Northern Ireland, like England and Wales, has seen an increasing demand for GP services from an ageing population — up by more than 60% in 10 years — and a number of practices, particularly in rural areas of Co Fermanagh, have closed, leaving people to make lengthy round trips to seek medical opinion and also lengthy waiting times for appointments.
A significant proportion of the GP population in the province is nearing retirement age and there are fears that younger GPs will be reluctant to move to the more rural practices.
It is against that backdrop that the BMA in the province is urging the Health Secretary to extend the proposed scheme across the Irish Sea.
But it is a move which might not be widely appreciated by the public, who feel that the level of service provided by family doctors has declined in recent years. GPs increasingly decline to work weekends or at night or make house calls, except in emergencies. The slack is taken up by out-of-hour services.
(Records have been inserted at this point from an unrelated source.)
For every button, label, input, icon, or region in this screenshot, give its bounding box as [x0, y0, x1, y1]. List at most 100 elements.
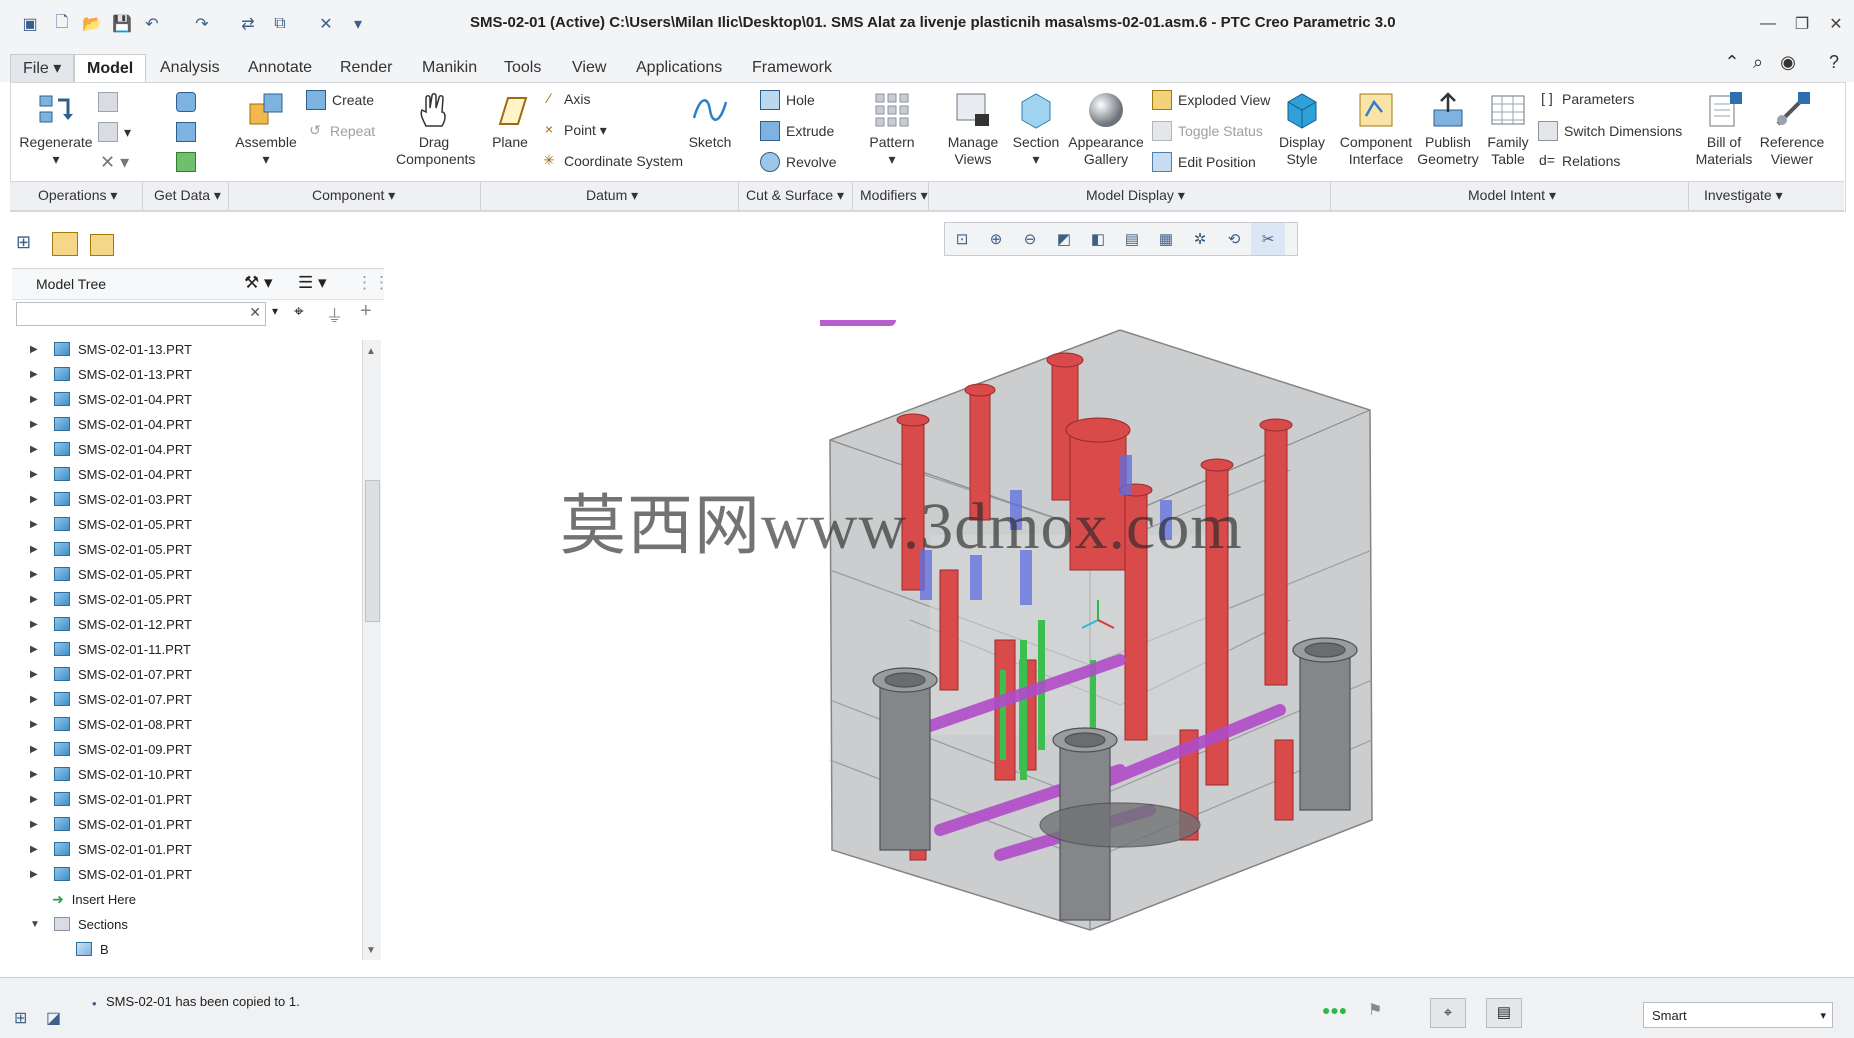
expand-icon[interactable]: ▶	[30, 694, 42, 705]
user-defined-feature-icon[interactable]	[176, 92, 202, 112]
expand-icon[interactable]: ▶	[30, 394, 42, 405]
expand-icon[interactable]: ▶	[30, 719, 42, 730]
sketch-button[interactable]: Sketch	[686, 90, 734, 151]
annotation-display-icon[interactable]: ✂	[1251, 223, 1285, 255]
assemble-button[interactable]: Assemble ▾	[232, 90, 300, 168]
coordinate-system-button[interactable]: ✳ Coordinate System	[540, 152, 683, 170]
tree-item[interactable]: ▶ SMS-02-01-13.PRT	[14, 337, 362, 361]
view-manager-icon[interactable]: ▦	[1149, 223, 1183, 255]
expand-icon[interactable]: ▶	[30, 519, 42, 530]
tab-analysis[interactable]: Analysis	[148, 54, 232, 82]
tree-item[interactable]: ▶ SMS-02-01-05.PRT	[14, 562, 362, 586]
tree-item[interactable]: ▶ SMS-02-01-01.PRT	[14, 862, 362, 886]
tab-manikin[interactable]: Manikin	[410, 54, 489, 82]
close-icon[interactable]: ✕	[1822, 12, 1850, 36]
expand-icon[interactable]: ▶	[30, 469, 42, 480]
search-icon[interactable]: ⌕	[1746, 50, 1770, 74]
expand-icon[interactable]: ▶	[30, 744, 42, 755]
expand-icon[interactable]: ▶	[30, 869, 42, 880]
expand-icon[interactable]: ▶	[30, 544, 42, 555]
tree-scrollbar[interactable]: ▲ ▼	[362, 340, 381, 960]
tab-file[interactable]: File ▾	[10, 54, 75, 84]
switch-dimensions-button[interactable]: Switch Dimensions	[1538, 121, 1682, 141]
tree-item[interactable]: ▶ SMS-02-01-10.PRT	[14, 762, 362, 786]
repaint-icon[interactable]: ◩	[1047, 223, 1081, 255]
display-style-small-icon[interactable]: ◧	[1081, 223, 1115, 255]
expand-icon[interactable]: ▶	[30, 494, 42, 505]
redo-icon[interactable]: ↷	[190, 12, 214, 36]
manage-views-button[interactable]: Manage Views	[944, 90, 1002, 168]
tab-render[interactable]: Render	[328, 54, 404, 82]
regenerate-quick-icon[interactable]: ⇄	[236, 12, 260, 36]
tree-item[interactable]: ▶ SMS-02-01-04.PRT	[14, 462, 362, 486]
group-model-intent[interactable]: Model Intent ▾	[1468, 187, 1556, 204]
edit-position-button[interactable]: Edit Position	[1152, 152, 1256, 172]
expand-icon[interactable]: ▶	[30, 444, 42, 455]
expand-icon[interactable]: ▶	[30, 794, 42, 805]
shrinkwrap-icon[interactable]	[176, 152, 202, 172]
relations-button[interactable]: d= Relations	[1538, 152, 1620, 170]
new-file-icon[interactable]: 🗋	[50, 12, 74, 36]
publish-geometry-button[interactable]: Publish Geometry	[1416, 90, 1480, 168]
expand-icon[interactable]: ▶	[30, 344, 42, 355]
tab-framework[interactable]: Framework	[740, 54, 844, 82]
tree-item[interactable]: ▶ SMS-02-01-07.PRT	[14, 687, 362, 711]
favorites-tab-icon[interactable]	[90, 234, 114, 256]
spin-center-icon[interactable]: ⟲	[1217, 223, 1251, 255]
tab-applications[interactable]: Applications	[624, 54, 734, 82]
group-component[interactable]: Component ▾	[312, 187, 395, 204]
section-b-item[interactable]: B	[14, 937, 362, 961]
tree-item[interactable]: ▶ SMS-02-01-08.PRT	[14, 712, 362, 736]
expand-icon[interactable]: ▶	[30, 669, 42, 680]
bill-of-materials-button[interactable]: Bill of Materials	[1692, 90, 1756, 168]
undo-icon[interactable]: ↶	[140, 12, 164, 36]
tree-item[interactable]: ▶ SMS-02-01-04.PRT	[14, 437, 362, 461]
create-button[interactable]: Create	[306, 90, 374, 110]
customize-toolbar-icon[interactable]: ▾	[346, 12, 370, 36]
insert-here-item[interactable]: ➜ Insert Here	[14, 887, 362, 911]
minimize-icon[interactable]: —	[1754, 12, 1782, 36]
flag-icon[interactable]: ⚑	[1368, 1000, 1382, 1020]
find-binoculars-icon[interactable]: ⌖	[294, 302, 304, 322]
tree-item[interactable]: ▶ SMS-02-01-12.PRT	[14, 612, 362, 636]
tree-item[interactable]: ▶ SMS-02-01-04.PRT	[14, 387, 362, 411]
scrollbar-thumb[interactable]	[365, 480, 380, 622]
extrude-button[interactable]: Extrude	[760, 121, 834, 141]
drag-components-button[interactable]: Drag Components	[396, 90, 475, 168]
tab-view[interactable]: View	[560, 54, 618, 82]
tree-settings-icon[interactable]: ⚒ ▾	[244, 273, 273, 293]
appearance-gallery-button[interactable]: Appearance Gallery	[1066, 90, 1146, 168]
hole-button[interactable]: Hole	[760, 90, 815, 110]
windows-icon[interactable]: ⧉	[268, 12, 292, 36]
community-icon[interactable]: ◉	[1776, 50, 1800, 74]
folder-browser-tab-icon[interactable]	[52, 232, 78, 256]
tree-item[interactable]: ▶ SMS-02-01-07.PRT	[14, 662, 362, 686]
filter-icon[interactable]: ⏚	[326, 302, 343, 327]
sections-item[interactable]: ▼ Sections	[14, 912, 362, 936]
family-table-button[interactable]: Family Table	[1484, 90, 1532, 168]
tree-item[interactable]: ▶ SMS-02-01-05.PRT	[14, 587, 362, 611]
tree-item[interactable]: ▶ SMS-02-01-01.PRT	[14, 812, 362, 836]
navigator-toggle-icon[interactable]: ⊞	[14, 1008, 27, 1028]
saved-orientations-icon[interactable]: ▤	[1115, 223, 1149, 255]
browser-toggle-icon[interactable]: ◪	[46, 1008, 61, 1028]
tab-annotate[interactable]: Annotate	[236, 54, 324, 82]
expand-icon[interactable]: ▶	[30, 594, 42, 605]
tree-item[interactable]: ▶ SMS-02-01-05.PRT	[14, 537, 362, 561]
tree-item[interactable]: ▶ SMS-02-01-01.PRT	[14, 837, 362, 861]
plane-button[interactable]: Plane	[490, 90, 530, 151]
expand-icon[interactable]: ▶	[30, 819, 42, 830]
axis-button[interactable]: ⁄ Axis	[540, 90, 591, 108]
copy-icon[interactable]	[98, 92, 124, 112]
zoom-in-icon[interactable]: ⊕	[979, 223, 1013, 255]
help-icon[interactable]: ?	[1822, 50, 1846, 74]
tree-item[interactable]: ▶ SMS-02-01-01.PRT	[14, 787, 362, 811]
paste-icon[interactable]: ▾	[98, 122, 131, 142]
restore-icon[interactable]: ❐	[1788, 12, 1816, 36]
group-datum[interactable]: Datum ▾	[586, 187, 638, 204]
regenerate-button[interactable]: Regenerate ▾	[18, 90, 94, 168]
group-cut-surface[interactable]: Cut & Surface ▾	[746, 187, 844, 204]
app-menu-icon[interactable]: ▣	[18, 12, 42, 36]
selection-filter-select[interactable]: Smart ▾	[1643, 1002, 1833, 1028]
tab-tools[interactable]: Tools	[492, 54, 553, 82]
In the public mind doctors are members of a caring profession — and while they are independent contractors are still seen as an integral part of the NHS. They are well rewarded for their work — although it is difficult to put a price on a person who could one day save your life.
The public will wonder if there is not a better way to organise GP services than by what could be seen as a bribe to young members of the professions to move to the countryside.
After all, Northern Ireland is a largely rural area, so the demand for the proposed windfall could be high at a time when the health service is already suffering a cash crisis.
Surely it would be better to ensure that sufficient training posts for GPs are in position and that new working practices are introduced?
It has not escaped the notice of the public that an element of market forces has entered this sector of healthcare. Locums are routinely paid £360 a day for covering for GPs in Belfast — even more in rural areas. At those rates the £20,000 one-off payment may not have great appeal to doctors, but may jar with their patients.